PSG ready to take UEFA Champions League by storm after signing Kylian Mbappe
Coach Unai Emery is hoping Mbappe helps his team take the extra step into being truly competitive in Europe.
Paris: Paris Saint-Germain will present Kylian Mbappe as its latest star signing on Wednesday, a clear statement that the club intends to take the Champions League by storm after several years of frustration since being taken over by cash-rich Qatari investors in 2011.
Coach Unai Emery is hoping Mbappe helps his team take the extra step into being truly competitive in Europe, after failing to go beyond the quarterfinals of the Champions League since QSI bought a vastly under-performing club six years ago.
Mbappe has been added to a glittering assembly of attacking talent that includes Brazil star Neymar, striker Edinson Cavani, and wingers Angel Di Maria and Julian Draxler. In midfield, PSG boasts Marco Verratti, an astute, perceptive passer, and Adrien Rabiot, a technically gifted homegrown talent.
Mbappe is on loan until the end of the season - PSG's way of dealing with Financial Fair Play requirements - but when with the move becomes permanent next year it will cost the club 180 million euros ($216 million). It gives PSG unprecedented status as owning the world's two most expensive players, with Neymar bought from Barcelona for a world record 222 million euros ($262 million).
Uniting Neymar with one of the stars of the future - Arsenal coach Arsene Wenger recently likened Mbappe's potential to Brazil great Pele - is a coup for PSG. They are set to play together away to Metz on Friday night.
He will likely start on the right, with Neymar darting in from the left flank and Cavani -scorer of 49 goals last season - at center forward.
"I'm going to be surrounded by great players," said Mbappe, who scored his first goal for France hours after his move was announced last Thursday. "I have everything to learn and everything to prove." Spare a thought for last-place Metz , however, having to defend against a front three costing 466 million euros ($555 million).
Neymar's acquisition restricted PSG's ability to sign Mbappe right away, because of UEFA rules designed to curtail excessive spending by clubs each season. It meant that both clubs had to find a way to make the deal possible without affecting PSG's bank balance this season.
Although he grew up in the Paris suburb of Bondy, Mbappe overlooked PSG as a 14-year-old and joined Monaco's outstanding youth academy. Four years later, it has turned him into the most sought after teenager in world football.
Monaco turned down 160 million euros ($187 million) from European champion Real Madrid, knowing they could hold out for even more for such a prodigious talent who scored 26 goals in a breakthrough season.

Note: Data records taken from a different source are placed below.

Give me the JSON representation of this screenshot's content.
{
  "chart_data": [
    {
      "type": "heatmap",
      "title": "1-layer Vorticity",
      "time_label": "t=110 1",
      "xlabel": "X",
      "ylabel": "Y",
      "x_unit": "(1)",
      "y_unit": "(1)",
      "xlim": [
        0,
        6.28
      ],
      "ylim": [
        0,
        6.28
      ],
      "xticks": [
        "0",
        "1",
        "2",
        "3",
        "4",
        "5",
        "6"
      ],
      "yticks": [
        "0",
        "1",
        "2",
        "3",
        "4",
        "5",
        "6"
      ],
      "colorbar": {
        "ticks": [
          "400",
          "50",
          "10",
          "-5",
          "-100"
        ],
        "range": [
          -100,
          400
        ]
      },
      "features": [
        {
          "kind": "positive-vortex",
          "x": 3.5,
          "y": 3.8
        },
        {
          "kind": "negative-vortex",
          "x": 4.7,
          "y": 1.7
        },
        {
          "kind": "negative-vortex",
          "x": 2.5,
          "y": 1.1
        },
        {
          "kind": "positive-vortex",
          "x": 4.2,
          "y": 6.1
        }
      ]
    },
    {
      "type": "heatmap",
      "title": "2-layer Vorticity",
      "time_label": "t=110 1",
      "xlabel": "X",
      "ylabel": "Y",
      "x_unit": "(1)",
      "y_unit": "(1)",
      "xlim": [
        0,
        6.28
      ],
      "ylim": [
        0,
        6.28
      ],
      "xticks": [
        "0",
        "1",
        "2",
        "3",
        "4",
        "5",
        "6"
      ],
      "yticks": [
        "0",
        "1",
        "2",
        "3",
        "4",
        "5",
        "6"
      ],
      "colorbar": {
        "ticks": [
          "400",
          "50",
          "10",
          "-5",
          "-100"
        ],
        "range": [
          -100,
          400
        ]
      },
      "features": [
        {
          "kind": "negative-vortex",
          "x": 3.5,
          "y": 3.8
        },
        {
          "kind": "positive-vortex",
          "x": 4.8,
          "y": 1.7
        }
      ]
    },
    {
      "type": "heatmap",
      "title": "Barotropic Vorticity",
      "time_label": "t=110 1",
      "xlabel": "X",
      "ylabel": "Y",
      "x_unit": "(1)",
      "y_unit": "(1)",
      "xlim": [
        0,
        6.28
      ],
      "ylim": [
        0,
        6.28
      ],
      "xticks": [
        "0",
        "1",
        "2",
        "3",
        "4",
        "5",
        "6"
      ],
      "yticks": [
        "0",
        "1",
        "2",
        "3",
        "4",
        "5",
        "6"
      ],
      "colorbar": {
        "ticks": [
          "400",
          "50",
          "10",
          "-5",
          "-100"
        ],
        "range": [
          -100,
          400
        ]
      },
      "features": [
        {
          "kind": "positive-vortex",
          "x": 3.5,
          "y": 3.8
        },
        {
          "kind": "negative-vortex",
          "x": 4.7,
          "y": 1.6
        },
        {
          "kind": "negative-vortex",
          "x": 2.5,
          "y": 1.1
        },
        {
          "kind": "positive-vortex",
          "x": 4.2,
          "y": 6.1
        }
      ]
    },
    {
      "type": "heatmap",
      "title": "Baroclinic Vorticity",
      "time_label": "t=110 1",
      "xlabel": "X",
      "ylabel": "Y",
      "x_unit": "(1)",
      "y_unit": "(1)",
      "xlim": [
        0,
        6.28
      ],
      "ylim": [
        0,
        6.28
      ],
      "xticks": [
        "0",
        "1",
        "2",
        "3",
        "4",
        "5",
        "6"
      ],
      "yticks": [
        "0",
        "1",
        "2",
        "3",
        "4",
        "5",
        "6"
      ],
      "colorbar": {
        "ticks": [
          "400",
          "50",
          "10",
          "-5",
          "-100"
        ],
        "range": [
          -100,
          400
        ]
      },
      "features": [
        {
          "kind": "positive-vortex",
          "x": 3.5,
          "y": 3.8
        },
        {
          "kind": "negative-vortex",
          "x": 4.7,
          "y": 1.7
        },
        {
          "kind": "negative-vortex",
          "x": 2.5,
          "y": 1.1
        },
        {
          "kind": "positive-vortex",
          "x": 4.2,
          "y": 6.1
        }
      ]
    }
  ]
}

He formed a stunning partnership with Radamel Falcao, as master and apprentice helped Monaco win the league and reach the semifinals of the Champions League, scoring more than 150 goals along the way.
By the end of the season, Mbappe was playing for France. In a glimpse of the future, he played up front alongside Ousmane Dembele against England in a friendly in June.

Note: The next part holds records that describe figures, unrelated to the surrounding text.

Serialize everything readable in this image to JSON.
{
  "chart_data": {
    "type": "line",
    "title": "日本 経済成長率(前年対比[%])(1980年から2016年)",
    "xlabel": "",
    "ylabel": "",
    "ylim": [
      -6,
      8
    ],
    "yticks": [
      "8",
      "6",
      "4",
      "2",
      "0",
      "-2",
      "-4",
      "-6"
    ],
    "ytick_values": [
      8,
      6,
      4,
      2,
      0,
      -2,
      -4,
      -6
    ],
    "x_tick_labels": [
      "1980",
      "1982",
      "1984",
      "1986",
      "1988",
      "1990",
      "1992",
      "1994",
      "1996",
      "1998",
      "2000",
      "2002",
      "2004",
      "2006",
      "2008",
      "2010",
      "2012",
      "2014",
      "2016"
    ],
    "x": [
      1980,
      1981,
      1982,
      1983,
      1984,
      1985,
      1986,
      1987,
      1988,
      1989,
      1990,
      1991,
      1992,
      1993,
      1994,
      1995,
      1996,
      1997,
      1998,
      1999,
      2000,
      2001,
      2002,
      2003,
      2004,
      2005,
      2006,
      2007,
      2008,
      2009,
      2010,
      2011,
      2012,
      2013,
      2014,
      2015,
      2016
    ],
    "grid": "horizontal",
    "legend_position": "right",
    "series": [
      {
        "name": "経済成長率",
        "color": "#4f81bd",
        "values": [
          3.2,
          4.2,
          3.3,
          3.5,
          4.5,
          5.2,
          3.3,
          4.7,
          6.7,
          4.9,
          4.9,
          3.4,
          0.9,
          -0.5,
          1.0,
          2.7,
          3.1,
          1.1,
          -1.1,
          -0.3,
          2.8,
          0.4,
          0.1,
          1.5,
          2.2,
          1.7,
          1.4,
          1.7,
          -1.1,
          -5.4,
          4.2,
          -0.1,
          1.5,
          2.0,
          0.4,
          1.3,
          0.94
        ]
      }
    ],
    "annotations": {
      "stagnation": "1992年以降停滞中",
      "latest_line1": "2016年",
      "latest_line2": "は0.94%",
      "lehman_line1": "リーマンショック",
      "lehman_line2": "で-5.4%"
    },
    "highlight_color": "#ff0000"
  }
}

Mbappe set up the winner for the 20-year-old Dembele, who is now relegated to merely the third most expensive player in the world. He joined Barcelona from Borussia Dortmund in a deal that could rise to 147 million euros ($175 million) with add-ons.

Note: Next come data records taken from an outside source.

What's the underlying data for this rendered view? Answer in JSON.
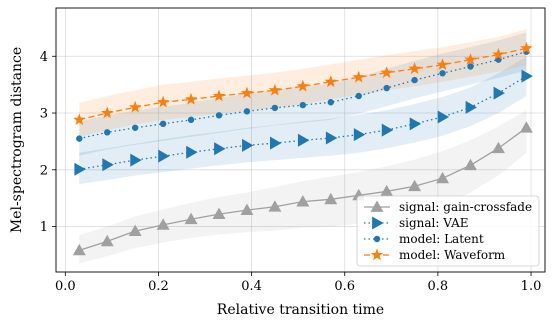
{
  "chart_data": {
    "type": "line",
    "title": "",
    "xlabel": "Relative transition time",
    "ylabel": "Mel-spectrogram distance",
    "xlim": [
      -0.02,
      1.03
    ],
    "ylim": [
      0.2,
      4.85
    ],
    "xticks": [
      0.0,
      0.2,
      0.4,
      0.6,
      0.8,
      1.0
    ],
    "xtick_labels": [
      "0.0",
      "0.2",
      "0.4",
      "0.6",
      "0.8",
      "1.0"
    ],
    "yticks": [
      1,
      2,
      3,
      4
    ],
    "ytick_labels": [
      "1",
      "2",
      "3",
      "4"
    ],
    "grid": true,
    "legend_position": "bottom-right",
    "x": [
      0.03,
      0.09,
      0.15,
      0.21,
      0.27,
      0.33,
      0.39,
      0.45,
      0.51,
      0.57,
      0.63,
      0.69,
      0.75,
      0.81,
      0.87,
      0.93,
      0.99
    ],
    "series": [
      {
        "name": "signal: gain-crossfade",
        "color": "#a0a0a0",
        "line_style": "solid",
        "marker": "triangle-up",
        "values": [
          0.58,
          0.74,
          0.92,
          1.03,
          1.13,
          1.22,
          1.29,
          1.35,
          1.44,
          1.48,
          1.55,
          1.62,
          1.71,
          1.85,
          2.08,
          2.38,
          2.74
        ],
        "band_lower": [
          0.35,
          0.48,
          0.62,
          0.72,
          0.8,
          0.86,
          0.9,
          0.93,
          0.98,
          1.0,
          1.05,
          1.12,
          1.22,
          1.38,
          1.6,
          1.9,
          2.3
        ],
        "band_upper": [
          0.85,
          1.0,
          1.18,
          1.3,
          1.42,
          1.52,
          1.6,
          1.7,
          1.8,
          1.88,
          1.96,
          2.06,
          2.18,
          2.33,
          2.52,
          2.76,
          3.05
        ]
      },
      {
        "name": "signal: VAE",
        "color": "#1f77b4",
        "line_style": "dotted",
        "marker": "triangle-right",
        "values": [
          2.01,
          2.09,
          2.17,
          2.24,
          2.31,
          2.37,
          2.43,
          2.47,
          2.52,
          2.56,
          2.62,
          2.7,
          2.81,
          2.93,
          3.1,
          3.35,
          3.65
        ],
        "band_lower": [
          1.75,
          1.82,
          1.9,
          1.96,
          2.02,
          2.08,
          2.13,
          2.17,
          2.21,
          2.25,
          2.3,
          2.38,
          2.48,
          2.6,
          2.77,
          3.0,
          3.3
        ],
        "band_upper": [
          2.3,
          2.38,
          2.46,
          2.54,
          2.61,
          2.67,
          2.74,
          2.79,
          2.85,
          2.9,
          2.97,
          3.05,
          3.16,
          3.28,
          3.45,
          3.7,
          4.0
        ]
      },
      {
        "name": "model: Latent",
        "color": "#1f77b4",
        "line_style": "dotted",
        "marker": "circle",
        "values": [
          2.55,
          2.66,
          2.74,
          2.81,
          2.88,
          2.96,
          3.03,
          3.09,
          3.14,
          3.19,
          3.3,
          3.44,
          3.58,
          3.7,
          3.82,
          3.94,
          4.08
        ],
        "band_lower": [
          2.25,
          2.36,
          2.44,
          2.51,
          2.58,
          2.65,
          2.72,
          2.78,
          2.83,
          2.88,
          2.99,
          3.12,
          3.26,
          3.38,
          3.5,
          3.62,
          3.75
        ],
        "band_upper": [
          2.85,
          2.96,
          3.04,
          3.11,
          3.18,
          3.27,
          3.34,
          3.4,
          3.46,
          3.52,
          3.63,
          3.78,
          3.92,
          4.05,
          4.16,
          4.28,
          4.42
        ]
      },
      {
        "name": "model: Waveform",
        "color": "#ff7f0e",
        "line_style": "dashed",
        "marker": "star",
        "values": [
          2.88,
          3.0,
          3.1,
          3.19,
          3.24,
          3.3,
          3.35,
          3.4,
          3.47,
          3.55,
          3.63,
          3.71,
          3.78,
          3.85,
          3.94,
          4.03,
          4.14
        ],
        "band_lower": [
          2.58,
          2.7,
          2.8,
          2.88,
          2.93,
          2.99,
          3.04,
          3.09,
          3.16,
          3.24,
          3.32,
          3.4,
          3.47,
          3.55,
          3.64,
          3.73,
          3.84
        ],
        "band_upper": [
          3.18,
          3.3,
          3.4,
          3.5,
          3.55,
          3.61,
          3.66,
          3.71,
          3.78,
          3.86,
          3.94,
          4.02,
          4.09,
          4.16,
          4.25,
          4.34,
          4.48
        ]
      }
    ]
  }
}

Mbappe's meteoric rise last season was even more remarkable considering he was in Monaco's reserves until October. His father - who is also his agent - had given an interview to sports daily L'Equipe saying Monaco had to play his son, or he would leave. Monaco did well to listen.
Alongside Mbappe, Falcao regained his best form after more than two years recovering from a serious knee injury, and Monaco made the rest of European football take notice.